Later that morning the rumour became fact. It was Major Robert Crisp who broke the news to them. They all assembled in front of the South African. There was little of the usual banter that Crisp enjoyed so much. He went straight to it.
‘Men, Colonel Pyman has just given us our orders. They come all the way from Monty. It’s happening tomorrow night. We’re finally going in. As you know, it’ll be a night attack. There will be a number of phases. The first phase is named “Lightfoot”. The Sapper chaps will go in and remove those bloody mines. We’ll follow soon after that. This is the break-in phase. Two lanes will be cleared. One north and one south. The southern lane will be a feint. The real attack will occur in the northern lane. That’s where we’ll be. In both cases, the infantry will clear a path for the armour to storm the citadel, so to speak. Following this will be “Supercharge”. This phase will take place over a narrower front of around two to three miles and will involve two infantry brigades plus the armour. The good news is that we are going to be used in almost all the phases.’

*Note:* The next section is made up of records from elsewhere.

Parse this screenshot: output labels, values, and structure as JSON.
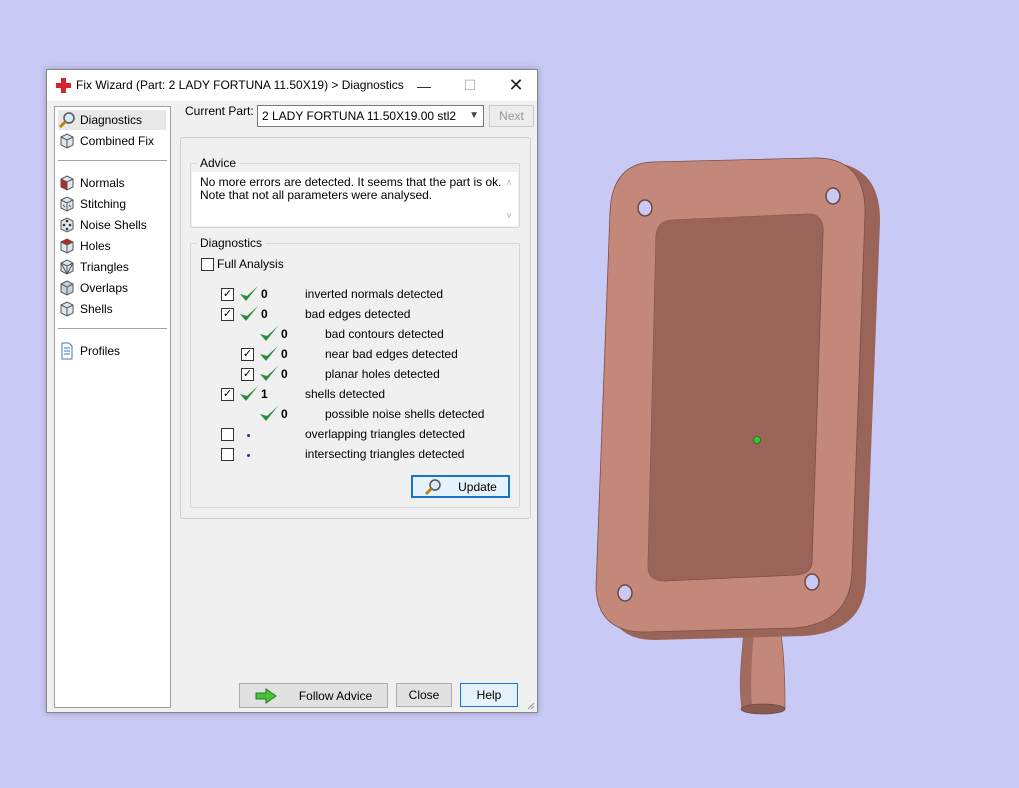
{
  "window": {
    "title": "Fix Wizard (Part: 2 LADY FORTUNA 11.50X19) > Diagnostics",
    "controls": {
      "minimize": "—",
      "maximize": "☐",
      "close": "✕"
    }
  },
  "sidebar": {
    "top_items": [
      {
        "label": "Diagnostics",
        "icon": "magnifier-icon",
        "selected": true
      },
      {
        "label": "Combined Fix",
        "icon": "cube-icon",
        "selected": false
      }
    ],
    "fix_items": [
      {
        "label": "Normals",
        "icon": "normals-cube-icon"
      },
      {
        "label": "Stitching",
        "icon": "stitching-cube-icon"
      },
      {
        "label": "Noise Shells",
        "icon": "noise-shells-icon"
      },
      {
        "label": "Holes",
        "icon": "holes-cube-icon"
      },
      {
        "label": "Triangles",
        "icon": "triangles-cube-icon"
      },
      {
        "label": "Overlaps",
        "icon": "overlaps-cube-icon"
      },
      {
        "label": "Shells",
        "icon": "shells-cube-icon"
      }
    ],
    "bottom_items": [
      {
        "label": "Profiles",
        "icon": "document-icon"
      }
    ]
  },
  "part": {
    "label": "Current Part:",
    "selected": "2 LADY FORTUNA 11.50X19.00 stl2",
    "next_label": "Next"
  },
  "advice": {
    "title": "Advice",
    "line1": "No more errors are detected. It seems that the part is ok.",
    "line2": "Note that not all parameters were analysed."
  },
  "diagnostics": {
    "title": "Diagnostics",
    "full_analysis": {
      "label": "Full Analysis",
      "checked": false
    },
    "rows": [
      {
        "checkbox": true,
        "checked": true,
        "status": "ok",
        "count": "0",
        "label": "inverted normals detected",
        "indent": 0
      },
      {
        "checkbox": true,
        "checked": true,
        "status": "ok",
        "count": "0",
        "label": "bad edges detected",
        "indent": 0
      },
      {
        "checkbox": false,
        "checked": false,
        "status": "ok",
        "count": "0",
        "label": "bad contours detected",
        "indent": 1
      },
      {
        "checkbox": true,
        "checked": true,
        "status": "ok",
        "count": "0",
        "label": "near bad edges detected",
        "indent": 1
      },
      {
        "checkbox": true,
        "checked": true,
        "status": "ok",
        "count": "0",
        "label": "planar holes detected",
        "indent": 1
      },
      {
        "checkbox": true,
        "checked": true,
        "status": "ok",
        "count": "1",
        "label": "shells detected",
        "indent": 0
      },
      {
        "checkbox": false,
        "checked": false,
        "status": "ok",
        "count": "0",
        "label": "possible noise shells detected",
        "indent": 1
      },
      {
        "checkbox": true,
        "checked": false,
        "status": "pending",
        "count": "",
        "label": "overlapping triangles detected",
        "indent": 0
      },
      {
        "checkbox": true,
        "checked": false,
        "status": "pending",
        "count": "",
        "label": "intersecting triangles detected",
        "indent": 0
      }
    ],
    "update_label": "Update"
  },
  "footer": {
    "follow_advice": "Follow Advice",
    "close": "Close",
    "help": "Help"
  },
  "colors": {
    "viewport_bg": "#c9c9f6",
    "part_color": "#c4887a",
    "check_green": "#2e8b3e",
    "accent_blue": "#1a74cc"
  }
}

He paused for a moment and regarded the men in front of him.
‘I know we’ve heard all this before, but I think this time it really will be different. I will read out to you the thoughts of our Commander-in-Chief.

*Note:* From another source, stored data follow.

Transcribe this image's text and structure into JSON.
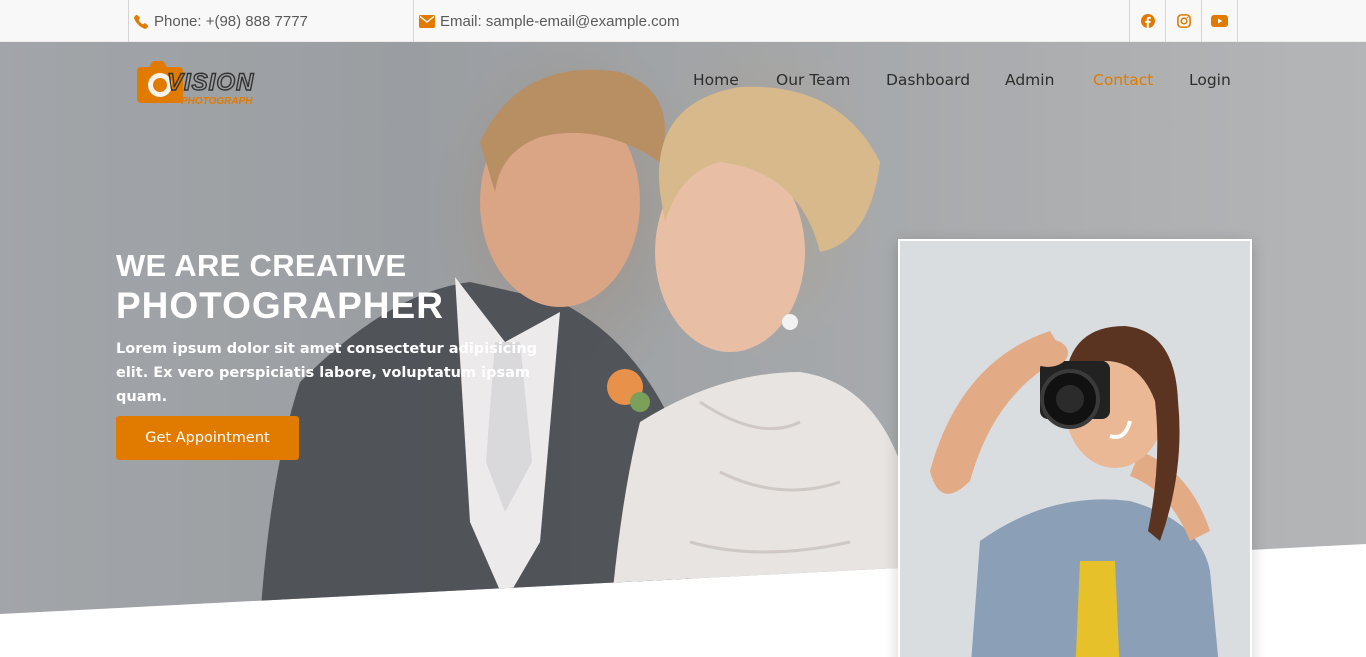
{
  "topbar": {
    "phone": "Phone: +(98) 888 7777",
    "email": "Email: sample-email@example.com",
    "social": [
      {
        "icon": "facebook-icon"
      },
      {
        "icon": "instagram-icon"
      },
      {
        "icon": "youtube-icon"
      }
    ]
  },
  "brand": {
    "logo_text": "VISION",
    "logo_subtext": "PHOTOGRAPH",
    "accent_color": "#e07b00"
  },
  "nav": {
    "items": [
      "Home",
      "Our Team",
      "Dashboard",
      "Admin",
      "Contact",
      "Login"
    ],
    "active": "Contact"
  },
  "hero": {
    "title_line1": "WE ARE CREATIVE",
    "title_line2": "PHOTOGRAPHER",
    "description": "Lorem ipsum dolor sit amet consectetur adipisicing elit. Ex vero perspiciatis labore, voluptatum ipsam quam.",
    "cta_label": "Get Appointment"
  }
}
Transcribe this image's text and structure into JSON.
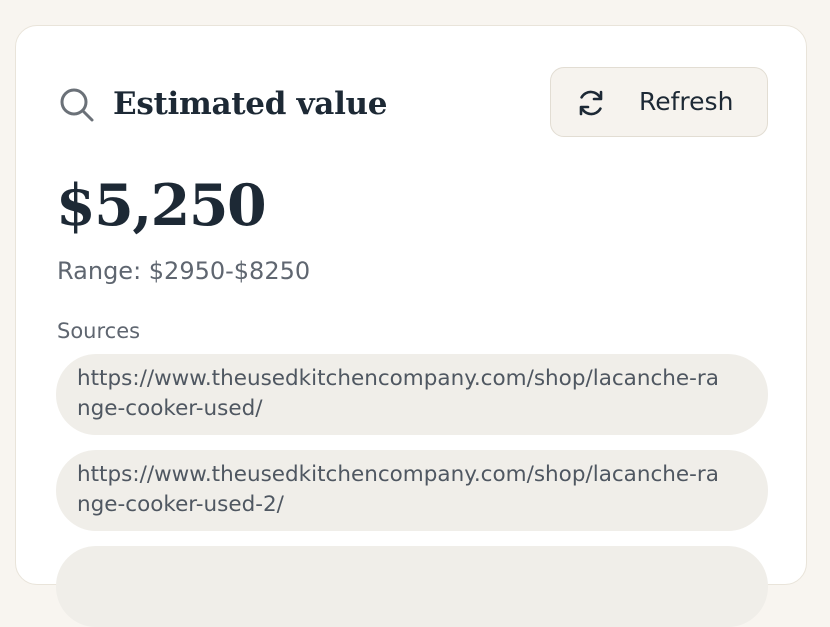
{
  "header": {
    "title": "Estimated value",
    "icon": "search-icon",
    "refresh_label": "Refresh",
    "refresh_icon": "refresh-icon"
  },
  "estimate": {
    "value": "$5,250",
    "range": "Range: $2950-$8250"
  },
  "sources": {
    "label": "Sources",
    "items": [
      "https://www.theusedkitchencompany.com/shop/lacanche-range-cooker-used/",
      "https://www.theusedkitchencompany.com/shop/lacanche-range-cooker-used-2/",
      ""
    ]
  },
  "colors": {
    "page_background": "#f8f5f0",
    "card_background": "#ffffff",
    "title_text": "#1d2935",
    "muted_text": "#5f6670",
    "pill_background": "#f0eee9",
    "button_background": "#f6f3ee"
  }
}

Crisp took a piece of paper out of his pocket and unfolded it. Then he began to read, ‘When I assumed command of the Eighth Army, I said that the mandate was to destroy Rommel and his Army, and that it would be done as soon as we are ready. We are ready now. The battle which is now about to
begin will be one of the decisive battles of history. It will be the turning point of the war. The eyes of the whole world will be on us, watching anxiously which way the battle will swing. We can give them their answer at once: “It will swing our way”. We have first-class equipment; good tanks; good anti-tank guns; plenty of artillery and plenty of ammunition; and we are backed up by the finest air striking force in the world. All that is necessary is that each one of us, every officer and man, should enter this battle with the determination to see it through – to fight and to kill – and finally, to win. If we all do this there can be only one result – together we will hit the enemy for “six”, right out of North Africa. The sooner we win this battle, which will be the turning point of the war, the sooner we shall all get back home to our families. Therefore, let every officer and man enter the battle with a stout heart, and the determination to do his duty as long as he has breath in his body. And let no man surrender so long as he is unwounded and can fight. Let us all pray that “The Lord mighty in battle” will give us victory.’
When he’d finished, he looked up at the men who were sitting in rapt attention.
‘Tomorrow night, Jerry will be on the receiving end of one almighty shellacking from our artillery boys. This will buy us time for the initial move through the minefields. Are there any questions?’
There were none.
‘Very well, I will brief the tank commanders now on specific details as it applies to them. But this is the one we’ve been waiting for. Probably for the first time, we have the men, the equipment and, most importantly, a sound strategy. We can deal the Afrika Korps a body blow and I can tell you there isn’t a senior officer who has spent time with Monty who doesn’t believe that this is it. This is our time.’